One of the things that I just love about Jesus is his Attitude—and I do mean that with a capital A.  Jesus was not afraid to turn the world in which he lived upside down—he was not a man to accept the status quo without comment.  He changed what he could by teaching and healing.  Today’s Gospel is just one more rich example of this.   

Jesus lived in a culture that was permeated with the concept of established relationships—the importance of an individual being embedded in family—a culture that was dominated with concepts of honor and shame.  Being “poor” meant that you had no family, particularly no male family member such as a father or husband, to defend your social position or your wealth, if you had any.  Regardless of social position, widows and orphans were most often grouped with “the poor.”  To be poor was to be powerless, shamed and defenseless.  The “poor” had no recourse or ability to access resources even if they had wealth.   

In an agrarian barter economy no one can get rich except by unfair trading or by stealing land from peasants.  So wealth was a sign that you had cheated and anyone who was wealthy would take great pains to either hide it or distribute it so they would be seen as generous.   

By the time Jesus was preaching, taxation by the religious leaders as well as the Romans consumed a very large share of a peasant’s family crop.  In a bad harvest year, all the peasants had harvested might be taken to pay taxes.  Peasant families were either driven off their land or put to work their own land as tenant farmers employed by the new owners.  Also a new social class was created where people actually flaunted their wealth instead of being ashamed of their duplicity.   

When Jesus blesses the “poor,” he is really saying something like this:   

How honorable are you who are powerless to defend yourselves against those who are more powerful.  Your life will be included within the reign of God.  

Jesus promises a reward from God for those who suffer from the shameful experience of being cheated by those more powerful or perhaps the shame of simply having no family.  God is the ultimate arbiter of true honor, and the honor God bestows is unsurpassable.
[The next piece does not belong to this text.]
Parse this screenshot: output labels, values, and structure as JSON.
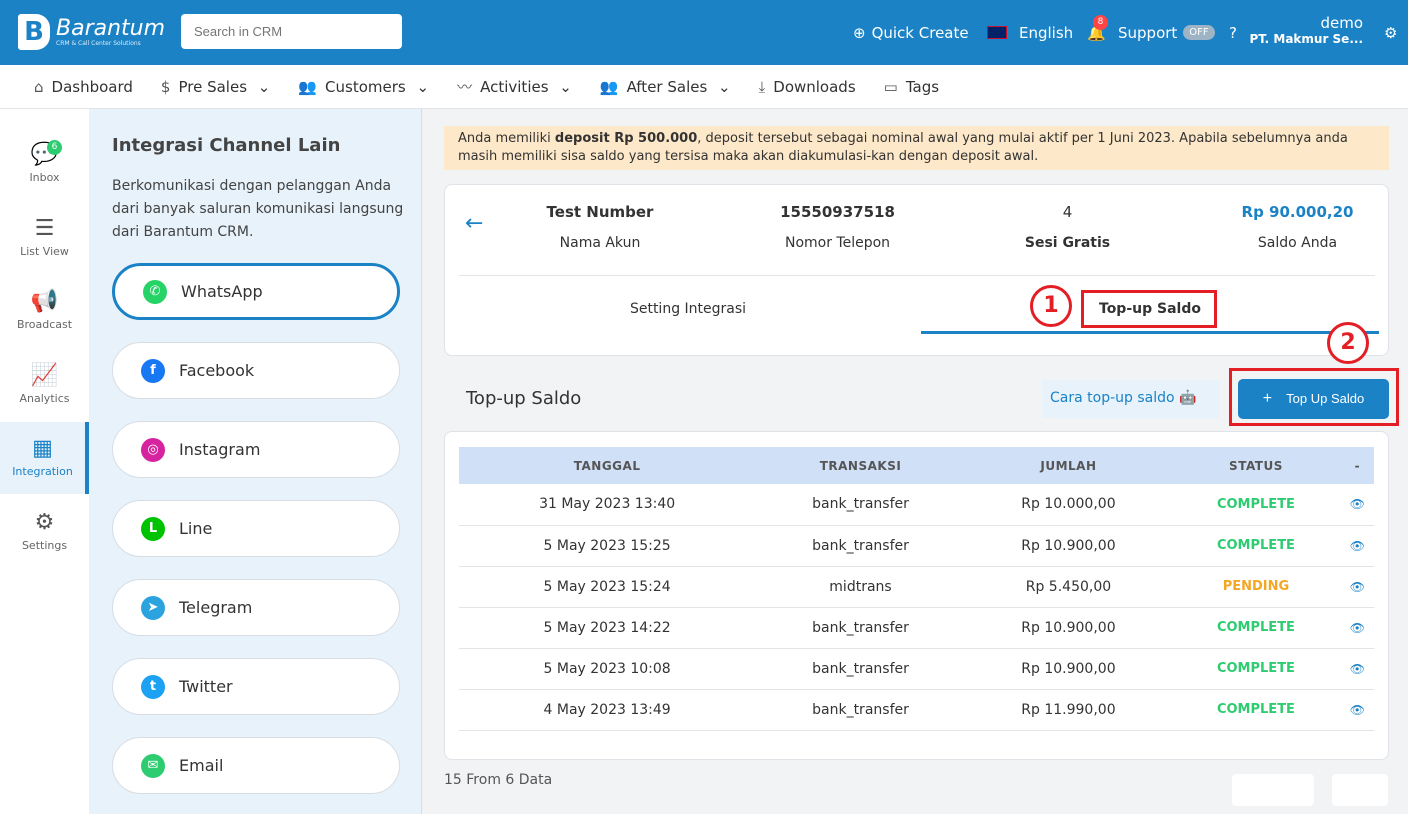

When God honors the socially unfortunate, everyone will know his or her true status.  So Jesus is not spiritualizing poverty.  Instead, he is including those who were social outcasts in the kingdom of God.  In today’s world that means the community that congregates on Burnside at the bridge, prison inmates, people whom live with AIDS and people who are different by reason of skin color, religion or culture.    

But I want to move back to talk more about Jesus’ behavior and actions.  Yes, he blesses the social outcast—the poor, the hungry and those who weep—and promises them entry into God’s kingdom.  But he also speaks very forcefully and directly to those who contribute to the suffering of the outcasts. 

In Jesus’ world, the rich are rich not because they have worked hard and earned their wealth, but because they have cheated, bribed and stolen from those who cannot defend themselves.  These are the powerful few and Jesus is not pleased.  I’d like to believe that Jesus was angry.  In the context of his culture, his words might be understood as:           

How shameful that you are rich, because we know that to be wealthy in this culture you have robbed the poor and bribed the officials.   

How shameful that you are full of food that rightfully belongs to others. 

How shameful that people speak well of you and thereby express approval of your disgraceful behavior.   

Remember in our first reading that Jeremiah reminds us that we need to trust God first rather than people, but Jeremiah does not speak to making change happen.  Yes, trust and faith are cornerstones to my belief system but personally I prefer the Jesus-approach:  Jesus was a person of action—he taught, he healed and cast out unclean spirits and he preached continually to issues of justice and inclusion.   

Now let’s fast-forward 2,000 years and reflect on what this Gospel lesson means to us, today.  Jesus has left us a roadmap—a blueprint for our lives as people of faith.  As we are able, we are called to share our gifts—whether that be teaching, healing and casting out demons, or something less dramatic.   

We are called each day to bring the kingdom of God into living reality and I feel this so powerfully.  For myself, each day I might work with a homeless person, a destitute disabled person or a senior who is alone, hungry and lonely.  We are challenged to turn away from the allure of power we see each day on TV and instead embrace the powerless.  One extra effort each day to acknowledge the disenfranchised among us—just imagine if we all brought one can of food each week to place on the alter.  Thirty cans a week—1,500 cans a year.  Just imagine the impact that Journey would have.  Let each of us reflect on how we each embody today’s lesson of honoring the outcast and “walking the talk” that Jesus spoke in today’s Gospel.